By Elliott Young
On Friday March 13th, a group of thirty artists, journalists, students and activists crowded into the Cuban performance artist Tania Bruguera’s house in Old Havana to hear her side of the story. Bruguera has been artist non grata ever since she attempted to do a free speech performance in the Plaza of the Revolution on December 30th. She was arrested three times, dressed in prison garb, her telephone has been cut and she faces numerous charges including disturbing the public peace and inciting to riot.
Over the past several weeks state controlled cultural institutions including the prestigious art university Instituto Superior de Arte (ISA), have held meetings with faculty, students and staff to discredit Bruguera.
The performance Tatlin’s Whisper #6 in which the artist set up a podium and invited people in the audience to say whatever they wanted for one minute was presented at the 2009 Havana Biennial. Although Tatlin’s Whisper was critiqued in 2009, it was not censored.
This time Bruguera proposed doing the performance in the very public and historically charged Plaza of the Revolution. This massive open-air plaza is anchored by an enormous monument to Cuban independence hero José Martí and flanked by huge profiles of two of the three most revered comandantes of the Revolution: Che Guevara and Camilo Cienfuegos. The third is Fidel. The performance was not the problem. The issue was the very public space in which it would unfold.
Before the performance, Bruguera met with Ruben del Valle, the president of the Cuban Fine Arts Council and the Havana Biennial, who tried to convince her to conduct the performance inside the Fine Arts Museum. According to Bruguera, del Valle argued that art belonged in an art space.
Bruguera insisted that the performance happen in a public space, proposing the street located between the Fine Arts Museum and the Museum of the Revolution. After failing to reach an agreement, del Valle sent her a letter in which he ominously warned her that given her intransigence he would take no responsibility for what happened to her legally or otherwise. Since then, del Valle has described Bruguera as a mouthpiece for the “restoration of capitalism.”
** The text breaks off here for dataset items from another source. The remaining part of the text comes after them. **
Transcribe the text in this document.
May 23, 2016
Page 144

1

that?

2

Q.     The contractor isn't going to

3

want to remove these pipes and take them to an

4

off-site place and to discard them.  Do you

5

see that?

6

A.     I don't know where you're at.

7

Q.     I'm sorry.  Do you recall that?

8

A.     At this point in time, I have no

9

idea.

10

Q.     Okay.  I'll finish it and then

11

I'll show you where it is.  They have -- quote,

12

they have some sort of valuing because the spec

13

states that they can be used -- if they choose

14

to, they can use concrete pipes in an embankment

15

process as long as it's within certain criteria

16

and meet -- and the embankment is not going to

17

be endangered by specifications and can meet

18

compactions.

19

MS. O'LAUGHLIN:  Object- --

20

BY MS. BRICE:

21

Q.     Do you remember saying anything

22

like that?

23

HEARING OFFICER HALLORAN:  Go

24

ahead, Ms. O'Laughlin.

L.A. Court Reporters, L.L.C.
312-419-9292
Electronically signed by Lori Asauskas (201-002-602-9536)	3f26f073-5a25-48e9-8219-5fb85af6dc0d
An ISA student at Bruguera’s house described a meeting she attended in which they were shown photographs of the artist with the dissident group Damas en Blanco as evidence that she was consorting with the enemy. Bruguera does not deny meeting with the Damas en Blanco who she describes as “courageous.” One of the Damas was even in attendance at the gathering at her home, but she insists that meeting with someone does not mean she herself is a dissident. The government sponsored meetings have been designed to isolate Bruguera, depict her as an egomaniacal opportunist and counter-revolutionary. From the many conversations I have had with ISA students and faculty, the campaign appears to be working.
Bruguera has found herself embroiled in a Kafkaesque drama, a performance that she started but which seems to have no end. Given the leading role the Cuba government has played in this performance, one wonders if they should have some of the authorial rights when the piece is eventually sold to a museum.
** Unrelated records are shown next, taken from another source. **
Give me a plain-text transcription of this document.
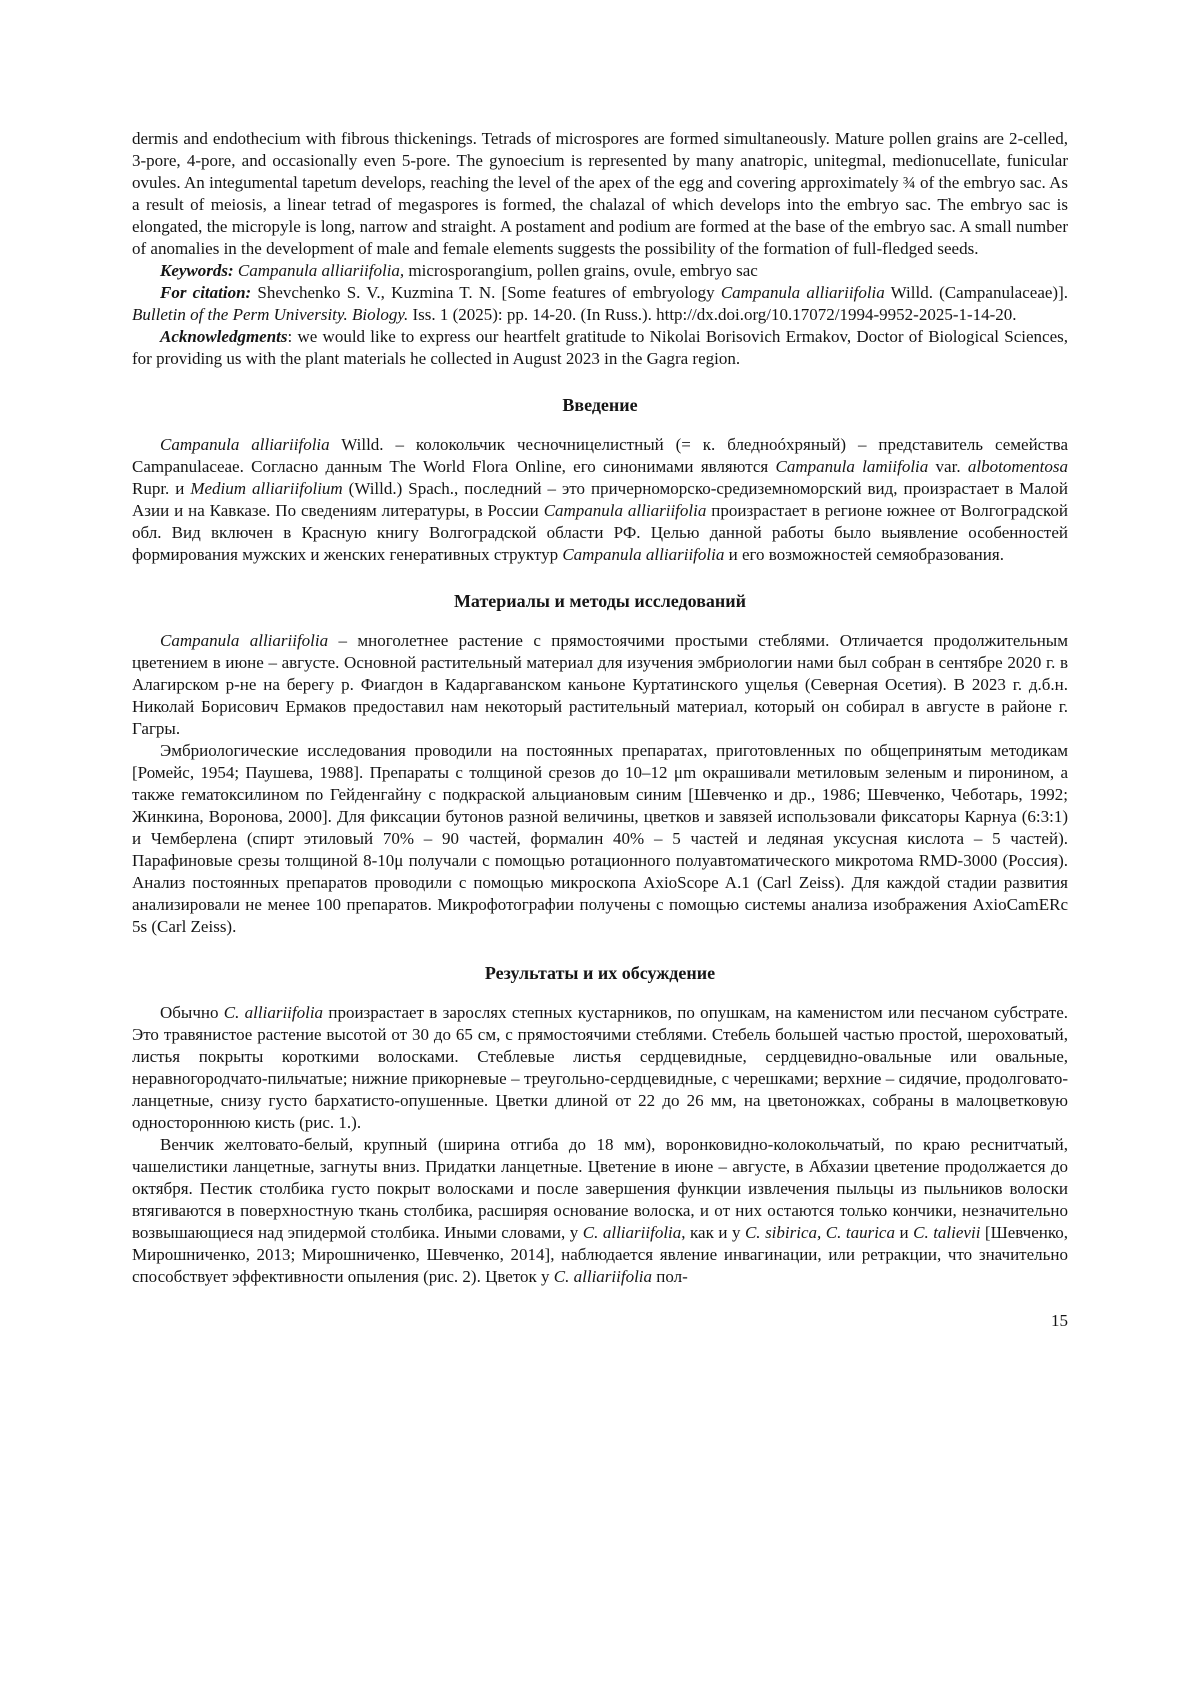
dermis and endothecium with fibrous thickenings. Tetrads of microspores are formed simultaneously. Mature pollen grains are 2-celled, 3-pore, 4-pore, and occasionally even 5-pore. The gynoecium is represented by many anatropic, unitegmal, medionucellate, funicular ovules. An integumental tapetum develops, reaching the level of the apex of the egg and covering approximately ¾ of the embryo sac. As a result of meiosis, a linear tetrad of megaspores is formed, the chalazal of which develops into the embryo sac. The embryo sac is elongated, the micropyle is long, narrow and straight. A postament and podium are formed at the base of the embryo sac. A small number of anomalies in the development of male and female elements suggests the possibility of the formation of full-fledged seeds.

Keywords: Campanula alliariifolia, microsporangium, pollen grains, ovule, embryo sac

For citation: Shevchenko S. V., Kuzmina T. N. [Some features of embryology Campanula alliariifolia Willd. (Campanulaceae)]. Bulletin of the Perm University. Biology. Iss. 1 (2025): pp. 14-20. (In Russ.). http://dx.doi.org/10.17072/1994-9952-2025-1-14-20.

Acknowledgments: we would like to express our heartfelt gratitude to Nikolai Borisovich Ermakov, Doctor of Biological Sciences, for providing us with the plant materials he collected in August 2023 in the Gagra region.

Введение

Campanula alliariifolia Willd. – колокольчик чесночницелистный (= к. бледноóхряный) – представитель семейства Campanulaceae. Согласно данным The World Flora Online, его синонимами являются Campanula lamiifolia var. albotomentosa Rupr. и Medium alliariifolium (Willd.) Spach., последний – это причерноморско-средиземноморский вид, произрастает в Малой Азии и на Кавказе. По сведениям литературы, в России Campanula alliariifolia произрастает в регионе южнее от Волгоградской обл. Вид включен в Красную книгу Волгоградской области РФ. Целью данной работы было выявление особенностей формирования мужских и женских генеративных структур Campanula alliariifolia и его возможностей семяобразования.

Материалы и методы исследований

Campanula alliariifolia – многолетнее растение с прямостоячими простыми стеблями. Отличается продолжительным цветением в июне – августе. Основной растительный материал для изучения эмбриологии нами был собран в сентябре 2020 г. в Алагирском р-не на берегу р. Фиагдон в Кадаргаванском каньоне Куртатинского ущелья (Северная Осетия). В 2023 г. д.б.н. Николай Борисович Ермаков предоставил нам некоторый растительный материал, который он собирал в августе в районе г. Гагры.

Эмбриологические исследования проводили на постоянных препаратах, приготовленных по общепринятым методикам [Ромейс, 1954; Паушева, 1988]. Препараты с толщиной срезов до 10–12 μm окрашивали метиловым зеленым и пиронином, а также гематоксилином по Гейденгайну с подкраской альциановым синим [Шевченко и др., 1986; Шевченко, Чеботарь, 1992; Жинкина, Воронова, 2000]. Для фиксации бутонов разной величины, цветков и завязей использовали фиксаторы Карнуа (6:3:1) и Чемберлена (спирт этиловый 70% – 90 частей, формалин 40% – 5 частей и ледяная уксусная кислота – 5 частей). Парафиновые срезы толщиной 8-10μ получали с помощью ротационного полуавтоматического микротома RMD-3000 (Россия). Анализ постоянных препаратов проводили с помощью микроскопа AxioScope A.1 (Carl Zeiss). Для каждой стадии развития анализировали не менее 100 препаратов. Микрофотографии получены с помощью системы анализа изображения AxioCamERc 5s (Carl Zeiss).

Результаты и их обсуждение

Обычно C. alliariifolia произрастает в зарослях степных кустарников, по опушкам, на каменистом или песчаном субстрате. Это травянистое растение высотой от 30 до 65 см, с прямостоячими стеблями. Стебель большей частью простой, шероховатый, листья покрыты короткими волосками. Стеблевые листья сердцевидные, сердцевидно-овальные или овальные, неравногородчато-пильчатые; нижние прикорневые – треугольно-сердцевидные, с черешками; верхние – сидячие, продолговато-ланцетные, снизу густо бархатисто-опушенные. Цветки длиной от 22 до 26 мм, на цветоножках, собраны в малоцветковую одностороннюю кисть (рис. 1.).

Венчик желтовато-белый, крупный (ширина отгиба до 18 мм), воронковидно-колокольчатый, по краю реснитчатый, чашелистики ланцетные, загнуты вниз. Придатки ланцетные. Цветение в июне – августе, в Абхазии цветение продолжается до октября. Пестик столбика густо покрыт волосками и после завершения функции извлечения пыльцы из пыльников волоски втягиваются в поверхностную ткань столбика, расширяя основание волоска, и от них остаются только кончики, незначительно возвышающиеся над эпидермой столбика. Иными словами, у C. alliariifolia, как и у C. sibirica, C. taurica и C. talievii [Шевченко, Мирошниченко, 2013; Мирошниченко, Шевченко, 2014], наблюдается явление инвагинации, или ретракции, что значительно способствует эффективности опыления (рис. 2). Цветок у C. alliariifolia пол-

15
Since Cuban authorities hold her passport, she may be unable to attend the upcoming Venice Biennial in spite of being the only Cuban invited to participate.
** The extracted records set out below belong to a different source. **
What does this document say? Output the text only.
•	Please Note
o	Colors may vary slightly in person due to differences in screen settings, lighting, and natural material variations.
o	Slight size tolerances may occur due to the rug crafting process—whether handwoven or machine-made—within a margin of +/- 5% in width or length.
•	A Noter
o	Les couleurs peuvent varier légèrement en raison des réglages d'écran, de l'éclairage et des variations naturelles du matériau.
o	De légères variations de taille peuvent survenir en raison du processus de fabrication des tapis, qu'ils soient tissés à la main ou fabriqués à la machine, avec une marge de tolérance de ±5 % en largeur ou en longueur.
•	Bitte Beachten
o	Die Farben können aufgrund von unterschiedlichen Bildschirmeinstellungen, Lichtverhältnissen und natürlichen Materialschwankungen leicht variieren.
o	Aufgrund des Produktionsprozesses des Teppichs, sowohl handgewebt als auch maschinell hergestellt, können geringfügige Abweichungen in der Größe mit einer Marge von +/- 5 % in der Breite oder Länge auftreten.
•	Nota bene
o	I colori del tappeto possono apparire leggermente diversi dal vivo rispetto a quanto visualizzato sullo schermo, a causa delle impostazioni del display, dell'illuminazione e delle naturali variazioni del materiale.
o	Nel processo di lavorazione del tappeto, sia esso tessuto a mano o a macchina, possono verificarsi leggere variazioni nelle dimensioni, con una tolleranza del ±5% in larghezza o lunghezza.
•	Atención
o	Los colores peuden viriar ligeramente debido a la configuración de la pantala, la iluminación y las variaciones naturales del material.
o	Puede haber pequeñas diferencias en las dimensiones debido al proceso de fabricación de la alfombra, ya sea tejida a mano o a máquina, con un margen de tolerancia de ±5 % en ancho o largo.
The government has already delayed her case for 60 days and it can continue to do so for another six months, leaving the artist in legal purgatory. Meanwhile she has been unable to find a lawyer because all lawyers on the island work for the state. Bruguera has been using her time to study the Cuban constitution and criminal law, which sat on the desk in two thick binders with brightly colored tape flags sitting in front of her as she spoke.
The question of who has the right to public space has been the central issue from Tiananmen Square to Occupy Wall St. to the Umbrella Movement in Hong Kong to Bruguera’s aborted performance. Although liberal democracies in France and the United States like to claim that they hold free speech sacrosanct, if you cross some line in a comedy club in Paris or on an American university campus, the guardians of propriety and civility come down hard.
Cuba is no exception, except in Cuba the state controls almost everything. As Bruguera put it, “artists are confined to art spaces, and the Revolution controls the rest.”